Janice Weiner grew up in a politically aware family in Coralville, Iowa and has carried that with her her entire life – through her Foreign Service career to today. 

Janice is a graduate of Iowa City’s West High School. She spent her senior year as an AFS exchange student in Belgium, which opened her mind to the world. She credits her public school education with her admission to Princeton University, and later Stanford Law School.

Janice joined the U.S. State Department in 1987. Her first posting was in East Berlin, both before and after the Berlin Wall fell, an experience that combined totalitarianism with a peaceful grassroots revolution. She served in Belgium, then Turkey, where she won awards as Embassy human rights officer during the height of the PKK insurgency and adopted her older daughter. Subsequent posts included Washington; Warsaw, Poland (when she adopted her younger daughter); Toronto, Canada; Mexico City, Mexico; and Düsseldorf, Germany as Consul General.
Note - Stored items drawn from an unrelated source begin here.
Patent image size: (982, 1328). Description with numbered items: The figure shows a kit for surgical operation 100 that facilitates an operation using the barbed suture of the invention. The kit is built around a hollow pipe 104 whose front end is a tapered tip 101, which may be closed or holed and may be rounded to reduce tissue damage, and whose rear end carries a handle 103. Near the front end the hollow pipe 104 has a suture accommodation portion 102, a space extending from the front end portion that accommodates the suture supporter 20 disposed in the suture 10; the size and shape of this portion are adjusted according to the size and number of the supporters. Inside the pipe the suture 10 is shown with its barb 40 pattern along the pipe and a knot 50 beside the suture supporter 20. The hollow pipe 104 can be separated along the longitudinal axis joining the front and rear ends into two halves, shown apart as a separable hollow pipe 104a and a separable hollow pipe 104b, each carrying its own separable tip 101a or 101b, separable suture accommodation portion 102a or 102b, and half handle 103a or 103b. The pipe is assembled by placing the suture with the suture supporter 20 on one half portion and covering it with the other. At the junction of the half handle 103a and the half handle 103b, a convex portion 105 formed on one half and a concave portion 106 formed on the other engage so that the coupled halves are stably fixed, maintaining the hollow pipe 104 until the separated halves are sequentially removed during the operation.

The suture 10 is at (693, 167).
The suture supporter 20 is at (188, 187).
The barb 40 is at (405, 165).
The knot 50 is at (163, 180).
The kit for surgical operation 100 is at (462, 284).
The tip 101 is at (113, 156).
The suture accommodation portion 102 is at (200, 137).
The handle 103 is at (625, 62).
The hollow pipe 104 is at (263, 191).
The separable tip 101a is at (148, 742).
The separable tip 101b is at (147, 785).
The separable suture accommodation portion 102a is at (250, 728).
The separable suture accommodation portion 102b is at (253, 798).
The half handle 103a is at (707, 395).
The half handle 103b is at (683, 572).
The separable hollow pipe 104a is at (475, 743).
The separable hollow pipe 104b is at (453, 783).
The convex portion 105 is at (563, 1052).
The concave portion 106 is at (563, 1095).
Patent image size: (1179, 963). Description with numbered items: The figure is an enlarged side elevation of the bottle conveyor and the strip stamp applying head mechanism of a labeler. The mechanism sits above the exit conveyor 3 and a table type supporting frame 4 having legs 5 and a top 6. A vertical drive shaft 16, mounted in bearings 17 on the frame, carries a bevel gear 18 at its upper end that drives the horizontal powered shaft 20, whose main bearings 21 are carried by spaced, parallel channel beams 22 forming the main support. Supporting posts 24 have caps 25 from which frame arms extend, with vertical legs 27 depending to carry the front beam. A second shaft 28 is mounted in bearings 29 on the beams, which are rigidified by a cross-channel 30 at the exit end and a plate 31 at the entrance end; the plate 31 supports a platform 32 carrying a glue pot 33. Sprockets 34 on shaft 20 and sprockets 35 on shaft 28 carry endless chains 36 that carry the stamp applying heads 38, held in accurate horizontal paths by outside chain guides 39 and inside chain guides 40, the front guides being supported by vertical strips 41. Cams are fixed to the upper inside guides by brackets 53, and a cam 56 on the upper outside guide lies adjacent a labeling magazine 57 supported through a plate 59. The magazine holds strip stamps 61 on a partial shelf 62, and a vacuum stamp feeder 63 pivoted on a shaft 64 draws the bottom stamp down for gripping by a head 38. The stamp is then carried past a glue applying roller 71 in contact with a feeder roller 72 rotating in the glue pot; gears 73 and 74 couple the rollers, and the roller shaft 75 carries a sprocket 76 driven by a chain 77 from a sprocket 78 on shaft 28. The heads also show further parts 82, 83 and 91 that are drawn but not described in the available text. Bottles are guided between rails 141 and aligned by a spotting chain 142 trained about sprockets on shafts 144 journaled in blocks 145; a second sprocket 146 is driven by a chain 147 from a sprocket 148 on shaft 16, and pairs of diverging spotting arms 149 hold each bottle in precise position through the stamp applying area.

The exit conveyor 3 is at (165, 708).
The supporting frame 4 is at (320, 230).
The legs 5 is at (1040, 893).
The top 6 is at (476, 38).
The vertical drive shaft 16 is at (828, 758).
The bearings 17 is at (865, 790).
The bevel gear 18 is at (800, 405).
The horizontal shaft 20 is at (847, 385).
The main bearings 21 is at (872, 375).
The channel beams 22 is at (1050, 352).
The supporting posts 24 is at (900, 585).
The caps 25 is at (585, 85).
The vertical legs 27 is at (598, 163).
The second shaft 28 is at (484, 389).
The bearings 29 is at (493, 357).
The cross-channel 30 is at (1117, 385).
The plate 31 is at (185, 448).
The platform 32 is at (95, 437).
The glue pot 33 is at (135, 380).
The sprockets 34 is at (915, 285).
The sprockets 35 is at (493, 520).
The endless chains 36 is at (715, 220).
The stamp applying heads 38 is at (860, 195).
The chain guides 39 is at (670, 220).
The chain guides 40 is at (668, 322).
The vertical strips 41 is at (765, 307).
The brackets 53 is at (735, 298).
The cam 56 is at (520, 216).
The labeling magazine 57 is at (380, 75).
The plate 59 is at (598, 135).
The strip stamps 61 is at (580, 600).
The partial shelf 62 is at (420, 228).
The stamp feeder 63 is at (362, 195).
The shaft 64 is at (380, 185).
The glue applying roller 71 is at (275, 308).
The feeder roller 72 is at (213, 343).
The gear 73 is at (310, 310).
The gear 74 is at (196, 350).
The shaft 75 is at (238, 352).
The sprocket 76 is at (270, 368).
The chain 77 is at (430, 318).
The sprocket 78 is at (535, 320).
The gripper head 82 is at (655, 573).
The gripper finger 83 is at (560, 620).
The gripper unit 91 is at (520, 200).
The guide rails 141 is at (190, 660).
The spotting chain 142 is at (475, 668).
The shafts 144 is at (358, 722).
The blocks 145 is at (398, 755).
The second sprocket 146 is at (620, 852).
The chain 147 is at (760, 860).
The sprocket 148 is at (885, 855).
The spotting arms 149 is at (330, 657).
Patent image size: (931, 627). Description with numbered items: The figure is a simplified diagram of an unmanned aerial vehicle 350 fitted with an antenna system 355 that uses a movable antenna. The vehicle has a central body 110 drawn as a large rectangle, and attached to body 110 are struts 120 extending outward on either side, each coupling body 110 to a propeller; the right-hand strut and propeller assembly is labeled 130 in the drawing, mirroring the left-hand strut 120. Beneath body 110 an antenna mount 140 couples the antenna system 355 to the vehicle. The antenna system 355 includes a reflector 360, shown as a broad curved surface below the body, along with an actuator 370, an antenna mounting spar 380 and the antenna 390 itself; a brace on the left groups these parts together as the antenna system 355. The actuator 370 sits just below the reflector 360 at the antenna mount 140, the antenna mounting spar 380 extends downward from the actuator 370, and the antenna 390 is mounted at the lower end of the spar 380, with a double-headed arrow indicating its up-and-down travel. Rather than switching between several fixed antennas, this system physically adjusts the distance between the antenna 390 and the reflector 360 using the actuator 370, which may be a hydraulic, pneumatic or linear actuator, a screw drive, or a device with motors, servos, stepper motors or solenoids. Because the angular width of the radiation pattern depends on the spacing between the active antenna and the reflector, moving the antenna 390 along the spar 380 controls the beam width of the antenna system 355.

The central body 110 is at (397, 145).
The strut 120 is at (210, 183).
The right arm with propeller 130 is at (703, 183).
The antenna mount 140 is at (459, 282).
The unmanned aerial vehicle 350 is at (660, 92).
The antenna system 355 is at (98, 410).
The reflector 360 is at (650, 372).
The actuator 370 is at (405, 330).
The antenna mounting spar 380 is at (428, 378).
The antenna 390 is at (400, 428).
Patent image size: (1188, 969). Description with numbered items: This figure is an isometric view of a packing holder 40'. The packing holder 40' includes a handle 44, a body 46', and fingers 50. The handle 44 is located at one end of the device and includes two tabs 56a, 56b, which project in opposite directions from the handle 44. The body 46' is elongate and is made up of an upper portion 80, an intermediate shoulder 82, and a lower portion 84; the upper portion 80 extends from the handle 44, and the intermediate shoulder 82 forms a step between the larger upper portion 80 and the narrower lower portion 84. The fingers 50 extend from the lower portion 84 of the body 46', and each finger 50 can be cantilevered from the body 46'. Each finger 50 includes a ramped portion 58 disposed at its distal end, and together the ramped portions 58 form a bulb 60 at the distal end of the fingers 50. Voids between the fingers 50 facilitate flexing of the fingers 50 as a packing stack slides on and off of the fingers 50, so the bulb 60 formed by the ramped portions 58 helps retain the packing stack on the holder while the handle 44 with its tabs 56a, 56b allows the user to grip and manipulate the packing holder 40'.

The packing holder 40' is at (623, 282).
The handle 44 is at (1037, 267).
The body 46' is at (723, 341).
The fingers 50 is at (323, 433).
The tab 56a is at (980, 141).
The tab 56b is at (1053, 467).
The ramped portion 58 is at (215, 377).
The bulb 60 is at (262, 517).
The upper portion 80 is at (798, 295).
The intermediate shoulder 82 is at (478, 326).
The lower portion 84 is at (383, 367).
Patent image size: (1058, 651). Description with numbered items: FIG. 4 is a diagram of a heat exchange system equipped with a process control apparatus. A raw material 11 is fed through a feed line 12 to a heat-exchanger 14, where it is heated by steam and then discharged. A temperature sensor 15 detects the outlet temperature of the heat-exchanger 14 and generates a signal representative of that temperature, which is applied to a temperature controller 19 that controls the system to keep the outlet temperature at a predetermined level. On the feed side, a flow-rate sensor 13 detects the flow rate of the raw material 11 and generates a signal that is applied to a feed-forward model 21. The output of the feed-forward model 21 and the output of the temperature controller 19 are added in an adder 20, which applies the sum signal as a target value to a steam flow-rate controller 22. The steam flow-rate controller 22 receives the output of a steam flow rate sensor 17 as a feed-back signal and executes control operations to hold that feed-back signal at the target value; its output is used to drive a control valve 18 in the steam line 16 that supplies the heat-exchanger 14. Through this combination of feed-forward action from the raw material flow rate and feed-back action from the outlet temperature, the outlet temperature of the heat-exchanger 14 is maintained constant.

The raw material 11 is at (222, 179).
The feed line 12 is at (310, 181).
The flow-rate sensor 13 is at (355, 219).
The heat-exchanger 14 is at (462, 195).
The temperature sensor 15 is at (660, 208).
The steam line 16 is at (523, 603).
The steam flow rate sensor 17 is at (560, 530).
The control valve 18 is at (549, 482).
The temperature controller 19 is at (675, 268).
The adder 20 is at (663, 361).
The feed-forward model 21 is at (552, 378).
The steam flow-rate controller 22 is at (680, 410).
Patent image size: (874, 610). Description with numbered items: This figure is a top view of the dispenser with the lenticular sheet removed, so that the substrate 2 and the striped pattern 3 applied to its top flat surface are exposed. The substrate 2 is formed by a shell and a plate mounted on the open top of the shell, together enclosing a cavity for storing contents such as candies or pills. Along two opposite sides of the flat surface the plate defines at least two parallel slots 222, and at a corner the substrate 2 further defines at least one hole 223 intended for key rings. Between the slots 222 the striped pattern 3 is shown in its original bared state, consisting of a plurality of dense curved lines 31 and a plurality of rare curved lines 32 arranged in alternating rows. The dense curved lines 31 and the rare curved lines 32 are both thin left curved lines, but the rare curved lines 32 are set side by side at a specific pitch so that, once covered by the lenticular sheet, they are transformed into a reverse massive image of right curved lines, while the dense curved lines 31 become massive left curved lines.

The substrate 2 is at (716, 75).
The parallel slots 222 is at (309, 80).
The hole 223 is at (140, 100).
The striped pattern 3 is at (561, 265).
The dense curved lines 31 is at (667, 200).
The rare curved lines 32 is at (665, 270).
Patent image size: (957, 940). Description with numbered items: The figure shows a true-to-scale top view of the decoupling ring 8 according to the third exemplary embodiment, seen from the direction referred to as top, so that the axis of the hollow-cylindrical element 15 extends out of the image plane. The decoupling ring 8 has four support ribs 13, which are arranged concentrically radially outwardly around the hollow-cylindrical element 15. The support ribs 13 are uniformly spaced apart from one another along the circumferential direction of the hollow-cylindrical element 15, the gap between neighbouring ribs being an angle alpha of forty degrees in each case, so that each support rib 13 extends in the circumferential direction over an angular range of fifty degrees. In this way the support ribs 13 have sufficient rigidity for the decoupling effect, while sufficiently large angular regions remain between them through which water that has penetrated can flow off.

Her final posting was in Washington, liaising with Capitol Hill, all while single parenting.

After retiring from the Foreign Service, Janice worked for the American Foreign Service Association (AFSA), the bargaining unit and professional association of the Foreign Service.  Janice moved home to Iowa in 2015 with her younger daughter, who graduated from West High in 2018. Her young granddaughter – now 4 – has lived with her since she was 11 months old, so she is “single parenting” again and viewing Iowa through the child-raising lens.

Janice is currently an at-large member of Iowa City City Council and serves as president of the board of Agudas Achim synagogue. She has served on the boards of Shelter House and UNA/USA and is a member of the program committee of the Iowa City Foreign Relations Council. She has worked at all levels of the Democratic Party in Iowa. She is a founding member of the grassroots group Potluck Insurgency. She enjoys playing with the Community Band and helping out at Free Lunch when the Dems take their turn. She worked as a short-term substitute teacher for ICCSD and was executive director of the Council for International Visitors to Iowa Cities (CIVIC).

In the Foreign Service, she forged relationships across the political spectrum, with all walks of life and all socio-economic levels. She learned to listen, ask questions, and learn. In 1984, Janice ran Get Out the Vote for the Iowa Democrats in Johnson County (when Harkin was first elected to the US Senate). In fall 2016, she dusted off her grassroots political skills and worked for three intensive months as a field organizer. The results of the 2016 elections deepened her determination to ensure that good, progressive candidates who care about all the people get into office. She believes that we are all ultimately measured by how well we treat those who have the least; she is committed to combating racism at all levels, pushing for equity, voting rights, women’s reproductive rights, child care, public education and – in the face of the ongoing pandemic – promoting public health.